The National: First Minister Nicola Sturgeon at Dundee Law in Dundee at the launch for the SNP's campaign bus, which will tour Scotland in the 21 days before the local elections. Picture date: Friday April 15, 2022. PA Photo. See PA story POLITICS SNP. Photo

Report the First Minister’s mistake by all means but treating it with the same prominence as the Prime Minister’s stream of lies is at best mischievous and at worst confuses the public and encourages them to believe that these are the same thing. That is simply not true.

The public fury at Johnson’s lies is driven by outrage at the way in which a head of state can lie so blatantly with seeming impunity. It seemed as if his arrogance would pull him through, as if his constant insistence that he had done nothing wrong would transfix his MPs and render them incapable of acting against him.

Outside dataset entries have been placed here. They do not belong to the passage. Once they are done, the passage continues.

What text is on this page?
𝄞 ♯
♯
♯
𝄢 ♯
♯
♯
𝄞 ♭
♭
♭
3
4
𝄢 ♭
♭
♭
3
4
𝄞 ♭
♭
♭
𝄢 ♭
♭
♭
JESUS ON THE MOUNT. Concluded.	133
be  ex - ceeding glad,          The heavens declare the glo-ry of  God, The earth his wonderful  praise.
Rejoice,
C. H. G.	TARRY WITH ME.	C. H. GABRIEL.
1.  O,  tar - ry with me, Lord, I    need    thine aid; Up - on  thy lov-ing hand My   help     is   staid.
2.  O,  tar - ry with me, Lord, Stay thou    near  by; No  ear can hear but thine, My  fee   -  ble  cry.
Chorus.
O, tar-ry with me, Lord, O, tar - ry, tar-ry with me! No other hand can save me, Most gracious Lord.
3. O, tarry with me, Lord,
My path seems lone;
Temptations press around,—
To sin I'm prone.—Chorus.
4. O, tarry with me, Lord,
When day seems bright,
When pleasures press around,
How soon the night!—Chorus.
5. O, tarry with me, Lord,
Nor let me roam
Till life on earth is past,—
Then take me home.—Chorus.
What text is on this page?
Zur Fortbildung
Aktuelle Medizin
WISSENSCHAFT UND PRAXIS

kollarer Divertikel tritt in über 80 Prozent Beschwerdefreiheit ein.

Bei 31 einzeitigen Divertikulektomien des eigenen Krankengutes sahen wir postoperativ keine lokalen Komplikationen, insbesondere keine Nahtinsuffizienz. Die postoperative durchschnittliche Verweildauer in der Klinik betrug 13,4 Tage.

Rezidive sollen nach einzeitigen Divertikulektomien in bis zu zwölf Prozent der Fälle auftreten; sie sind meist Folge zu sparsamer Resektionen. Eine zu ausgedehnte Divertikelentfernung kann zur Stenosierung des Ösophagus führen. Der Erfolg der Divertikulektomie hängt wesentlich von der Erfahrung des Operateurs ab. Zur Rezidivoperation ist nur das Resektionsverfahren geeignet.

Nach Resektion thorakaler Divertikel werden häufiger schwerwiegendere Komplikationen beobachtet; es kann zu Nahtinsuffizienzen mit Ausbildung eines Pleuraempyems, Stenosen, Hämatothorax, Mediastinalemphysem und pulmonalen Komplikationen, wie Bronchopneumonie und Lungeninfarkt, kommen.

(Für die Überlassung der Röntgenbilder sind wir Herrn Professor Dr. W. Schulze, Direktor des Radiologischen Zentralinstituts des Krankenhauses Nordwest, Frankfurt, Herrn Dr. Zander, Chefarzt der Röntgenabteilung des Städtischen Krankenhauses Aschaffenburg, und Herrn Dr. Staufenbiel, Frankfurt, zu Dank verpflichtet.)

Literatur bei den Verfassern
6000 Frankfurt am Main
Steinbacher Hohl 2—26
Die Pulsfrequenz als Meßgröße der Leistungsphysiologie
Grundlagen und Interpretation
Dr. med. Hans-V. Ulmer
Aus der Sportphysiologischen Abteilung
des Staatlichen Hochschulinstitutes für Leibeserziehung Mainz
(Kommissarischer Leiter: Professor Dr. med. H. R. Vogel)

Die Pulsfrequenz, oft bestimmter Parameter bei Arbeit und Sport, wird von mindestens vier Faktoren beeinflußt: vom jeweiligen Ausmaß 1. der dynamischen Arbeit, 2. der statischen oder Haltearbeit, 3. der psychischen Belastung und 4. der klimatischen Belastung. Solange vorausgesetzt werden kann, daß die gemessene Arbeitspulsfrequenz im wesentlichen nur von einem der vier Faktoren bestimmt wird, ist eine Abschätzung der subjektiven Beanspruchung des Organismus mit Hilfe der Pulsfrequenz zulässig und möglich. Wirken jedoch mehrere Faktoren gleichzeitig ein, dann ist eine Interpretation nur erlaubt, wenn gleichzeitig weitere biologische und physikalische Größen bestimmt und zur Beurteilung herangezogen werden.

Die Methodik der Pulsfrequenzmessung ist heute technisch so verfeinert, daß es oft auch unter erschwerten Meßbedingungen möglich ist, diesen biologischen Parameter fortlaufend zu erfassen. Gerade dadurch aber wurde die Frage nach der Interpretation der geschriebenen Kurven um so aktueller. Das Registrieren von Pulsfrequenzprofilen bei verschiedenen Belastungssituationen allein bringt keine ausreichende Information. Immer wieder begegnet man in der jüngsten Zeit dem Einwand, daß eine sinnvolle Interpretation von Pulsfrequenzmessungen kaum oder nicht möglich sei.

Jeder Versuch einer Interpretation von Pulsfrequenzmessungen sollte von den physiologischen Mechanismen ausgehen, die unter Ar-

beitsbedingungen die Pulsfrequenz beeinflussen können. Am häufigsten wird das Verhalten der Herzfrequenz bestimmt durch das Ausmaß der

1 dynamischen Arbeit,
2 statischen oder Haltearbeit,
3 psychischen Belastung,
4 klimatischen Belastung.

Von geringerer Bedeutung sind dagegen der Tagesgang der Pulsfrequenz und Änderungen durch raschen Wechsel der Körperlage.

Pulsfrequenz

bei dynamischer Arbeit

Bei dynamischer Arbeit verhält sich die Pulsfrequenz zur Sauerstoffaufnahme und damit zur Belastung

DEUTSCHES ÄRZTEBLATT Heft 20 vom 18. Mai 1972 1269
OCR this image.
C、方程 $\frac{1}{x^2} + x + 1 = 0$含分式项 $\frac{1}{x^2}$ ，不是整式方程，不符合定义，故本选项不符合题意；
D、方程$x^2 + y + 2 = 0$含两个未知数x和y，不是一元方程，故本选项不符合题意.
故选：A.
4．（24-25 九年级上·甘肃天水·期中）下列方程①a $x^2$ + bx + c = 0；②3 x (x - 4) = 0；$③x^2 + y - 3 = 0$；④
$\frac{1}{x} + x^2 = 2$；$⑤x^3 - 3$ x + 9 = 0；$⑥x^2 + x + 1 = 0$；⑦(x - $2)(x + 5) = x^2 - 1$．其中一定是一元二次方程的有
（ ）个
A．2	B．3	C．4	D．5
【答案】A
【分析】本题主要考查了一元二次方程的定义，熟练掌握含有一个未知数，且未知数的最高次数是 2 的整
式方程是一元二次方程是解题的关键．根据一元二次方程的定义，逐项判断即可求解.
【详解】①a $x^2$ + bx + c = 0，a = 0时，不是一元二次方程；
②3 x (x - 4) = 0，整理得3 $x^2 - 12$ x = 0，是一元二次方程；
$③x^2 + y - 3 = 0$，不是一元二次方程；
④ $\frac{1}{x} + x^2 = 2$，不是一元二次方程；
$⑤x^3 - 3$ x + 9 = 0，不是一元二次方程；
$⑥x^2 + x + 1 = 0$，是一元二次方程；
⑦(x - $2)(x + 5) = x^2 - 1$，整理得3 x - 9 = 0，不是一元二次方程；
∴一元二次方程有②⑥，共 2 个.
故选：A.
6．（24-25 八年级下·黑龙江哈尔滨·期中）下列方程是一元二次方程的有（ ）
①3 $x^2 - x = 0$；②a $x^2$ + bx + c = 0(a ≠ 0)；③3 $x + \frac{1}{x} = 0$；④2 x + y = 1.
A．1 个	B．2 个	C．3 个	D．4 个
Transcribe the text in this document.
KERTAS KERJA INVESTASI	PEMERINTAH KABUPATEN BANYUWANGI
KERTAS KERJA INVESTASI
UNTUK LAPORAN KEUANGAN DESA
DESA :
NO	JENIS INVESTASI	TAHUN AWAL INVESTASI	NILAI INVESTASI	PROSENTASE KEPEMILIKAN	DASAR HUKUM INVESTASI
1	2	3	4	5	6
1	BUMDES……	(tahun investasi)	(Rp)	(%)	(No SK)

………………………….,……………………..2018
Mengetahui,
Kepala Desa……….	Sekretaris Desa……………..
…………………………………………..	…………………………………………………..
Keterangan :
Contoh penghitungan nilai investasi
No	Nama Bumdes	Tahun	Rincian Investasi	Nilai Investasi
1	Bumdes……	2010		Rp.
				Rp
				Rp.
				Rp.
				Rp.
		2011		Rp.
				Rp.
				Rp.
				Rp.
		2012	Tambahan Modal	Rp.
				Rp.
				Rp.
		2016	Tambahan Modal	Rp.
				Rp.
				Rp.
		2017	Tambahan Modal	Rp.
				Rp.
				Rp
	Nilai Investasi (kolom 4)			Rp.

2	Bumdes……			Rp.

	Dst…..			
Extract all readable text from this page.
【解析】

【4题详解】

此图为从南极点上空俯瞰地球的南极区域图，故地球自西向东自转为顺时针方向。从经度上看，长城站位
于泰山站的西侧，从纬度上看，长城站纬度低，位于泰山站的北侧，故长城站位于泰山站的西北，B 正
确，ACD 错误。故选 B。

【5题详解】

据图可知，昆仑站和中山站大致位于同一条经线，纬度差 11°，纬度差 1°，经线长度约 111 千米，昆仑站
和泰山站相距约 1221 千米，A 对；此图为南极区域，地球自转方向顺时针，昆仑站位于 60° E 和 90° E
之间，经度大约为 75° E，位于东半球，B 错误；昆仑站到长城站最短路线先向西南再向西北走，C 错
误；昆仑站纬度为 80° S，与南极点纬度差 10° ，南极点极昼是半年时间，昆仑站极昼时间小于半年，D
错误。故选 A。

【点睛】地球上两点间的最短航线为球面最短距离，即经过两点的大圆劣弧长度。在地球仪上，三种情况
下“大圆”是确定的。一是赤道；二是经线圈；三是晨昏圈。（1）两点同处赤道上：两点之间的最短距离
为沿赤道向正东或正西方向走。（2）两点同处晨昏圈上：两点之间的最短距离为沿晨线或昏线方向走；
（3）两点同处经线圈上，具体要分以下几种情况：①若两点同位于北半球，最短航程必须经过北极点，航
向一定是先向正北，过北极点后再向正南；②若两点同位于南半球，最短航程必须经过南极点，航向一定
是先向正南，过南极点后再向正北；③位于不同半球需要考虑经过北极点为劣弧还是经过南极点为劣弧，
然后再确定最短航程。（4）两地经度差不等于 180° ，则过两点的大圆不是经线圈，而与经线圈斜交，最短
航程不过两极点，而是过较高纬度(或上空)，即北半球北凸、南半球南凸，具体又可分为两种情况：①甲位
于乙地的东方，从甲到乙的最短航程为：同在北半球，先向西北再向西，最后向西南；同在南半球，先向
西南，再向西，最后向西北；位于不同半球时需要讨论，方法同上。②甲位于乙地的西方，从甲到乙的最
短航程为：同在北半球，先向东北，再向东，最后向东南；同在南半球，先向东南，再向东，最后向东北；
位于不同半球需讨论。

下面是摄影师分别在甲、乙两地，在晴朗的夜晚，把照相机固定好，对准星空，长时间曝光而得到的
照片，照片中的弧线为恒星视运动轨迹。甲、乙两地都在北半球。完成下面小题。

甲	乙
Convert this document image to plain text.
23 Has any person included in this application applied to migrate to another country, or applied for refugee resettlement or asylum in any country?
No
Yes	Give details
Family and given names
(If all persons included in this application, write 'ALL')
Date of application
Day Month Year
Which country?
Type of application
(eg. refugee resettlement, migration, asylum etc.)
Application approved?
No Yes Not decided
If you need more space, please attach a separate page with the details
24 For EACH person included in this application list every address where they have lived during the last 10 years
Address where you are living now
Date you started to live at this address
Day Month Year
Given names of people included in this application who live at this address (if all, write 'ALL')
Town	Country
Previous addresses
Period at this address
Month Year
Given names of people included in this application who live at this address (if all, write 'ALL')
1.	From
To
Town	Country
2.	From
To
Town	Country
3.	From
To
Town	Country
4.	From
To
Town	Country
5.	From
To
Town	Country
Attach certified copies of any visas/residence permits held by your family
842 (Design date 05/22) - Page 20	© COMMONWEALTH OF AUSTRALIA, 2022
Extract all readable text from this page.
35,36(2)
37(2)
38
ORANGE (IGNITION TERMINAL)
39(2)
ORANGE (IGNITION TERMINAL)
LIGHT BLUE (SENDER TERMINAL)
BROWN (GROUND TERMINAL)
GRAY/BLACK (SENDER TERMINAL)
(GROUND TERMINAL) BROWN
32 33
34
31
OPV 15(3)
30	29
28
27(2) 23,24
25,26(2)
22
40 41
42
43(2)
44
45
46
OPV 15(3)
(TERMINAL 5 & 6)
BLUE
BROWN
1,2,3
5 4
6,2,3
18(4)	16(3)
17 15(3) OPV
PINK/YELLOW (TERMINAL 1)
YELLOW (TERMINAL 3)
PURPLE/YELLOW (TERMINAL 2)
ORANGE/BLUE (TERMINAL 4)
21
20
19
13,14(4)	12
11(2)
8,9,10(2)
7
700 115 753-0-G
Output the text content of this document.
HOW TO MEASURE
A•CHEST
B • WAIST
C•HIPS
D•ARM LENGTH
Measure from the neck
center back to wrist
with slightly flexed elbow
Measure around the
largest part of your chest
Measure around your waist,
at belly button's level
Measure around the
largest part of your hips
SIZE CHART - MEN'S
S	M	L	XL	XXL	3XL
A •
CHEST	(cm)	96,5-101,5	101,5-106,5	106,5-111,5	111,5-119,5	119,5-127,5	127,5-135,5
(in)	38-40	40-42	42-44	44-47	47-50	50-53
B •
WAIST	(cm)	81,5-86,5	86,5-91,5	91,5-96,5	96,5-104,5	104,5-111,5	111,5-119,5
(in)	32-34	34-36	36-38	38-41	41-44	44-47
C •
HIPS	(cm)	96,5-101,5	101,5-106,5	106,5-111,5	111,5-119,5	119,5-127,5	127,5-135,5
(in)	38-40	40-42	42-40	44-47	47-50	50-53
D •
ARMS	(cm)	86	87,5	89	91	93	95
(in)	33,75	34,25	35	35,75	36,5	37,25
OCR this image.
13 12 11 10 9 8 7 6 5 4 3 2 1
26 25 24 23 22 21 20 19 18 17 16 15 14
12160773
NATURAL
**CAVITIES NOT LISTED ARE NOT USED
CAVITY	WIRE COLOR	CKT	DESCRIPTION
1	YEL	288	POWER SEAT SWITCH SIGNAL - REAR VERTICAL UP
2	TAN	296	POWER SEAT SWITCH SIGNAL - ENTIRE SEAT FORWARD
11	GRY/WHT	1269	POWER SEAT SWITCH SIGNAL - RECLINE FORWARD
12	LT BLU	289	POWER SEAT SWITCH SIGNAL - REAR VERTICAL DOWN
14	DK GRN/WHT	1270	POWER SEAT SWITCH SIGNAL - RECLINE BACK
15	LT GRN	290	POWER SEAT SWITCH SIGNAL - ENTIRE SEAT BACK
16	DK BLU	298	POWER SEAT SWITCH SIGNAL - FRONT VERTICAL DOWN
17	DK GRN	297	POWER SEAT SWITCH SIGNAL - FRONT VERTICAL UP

The first sign that he may have miscalculated came on Wednesday night when the Government had to withdraw its amendment aimed at delaying any decision on referring the issue to the privileges committee until after the much-delayed Sue Gray report into the matter. The official excuse for abandoning that amendment was that the committee had no intention of dealing with the matter until after the Gray report had been issued. The reality was the amendment was never going to win the support of the House.

From India, Johnson suggested that MPs were somehow stopping him from focusing on “what matters for the future of the country”.

What really matters for the country – and by “the country” it’s a fair assumption that Johnson means Britain – is that this Prime Minister is removed from office as quickly as possible. He must then be replaced by someone willing, among other things, to listen to the elected government of Scotland which is on the verge of a remarkable triumph in the council elections in a matter of weeks, provided yet another mandate – if another was needed – for a second independence referendum before the end of 2023.

But what is more likely to happen is that Boris Johnson retains his grip on power while the police continue their investigations. Astonishingly the Metropolitan Police has agreed to hold off releasing any more information on that process until after the council elections on May 5.

Johnson will then shrug off at least one – and possibly three – more partygate fines and probably do less badly than the 800-seat loss in the elections predicted by pollsters seven days ago. The Privileges Committee will issue a low-level sanction which Johnson will ignore and carry on regardless. And those Tory MPS currently angry with their leader will follow the example of the party’s leader in Scotland and lose their uncharacteristic fervour for change at the top.

But even if I’m wrong and Johnson is ousted, Scotland’s best hope for the future remains unchanged. The Conservatives will remain in power in Westminster, whoever is the new Prime Minister will adopt the same philosophy and the same policies and maintain the same morally bankrupt system of government.

Scotland is already more than halfway out of the United Kingdom and whether Boris Johnson remains in No 10 or is kicked out should give us no reason to pause and interrupt that journey.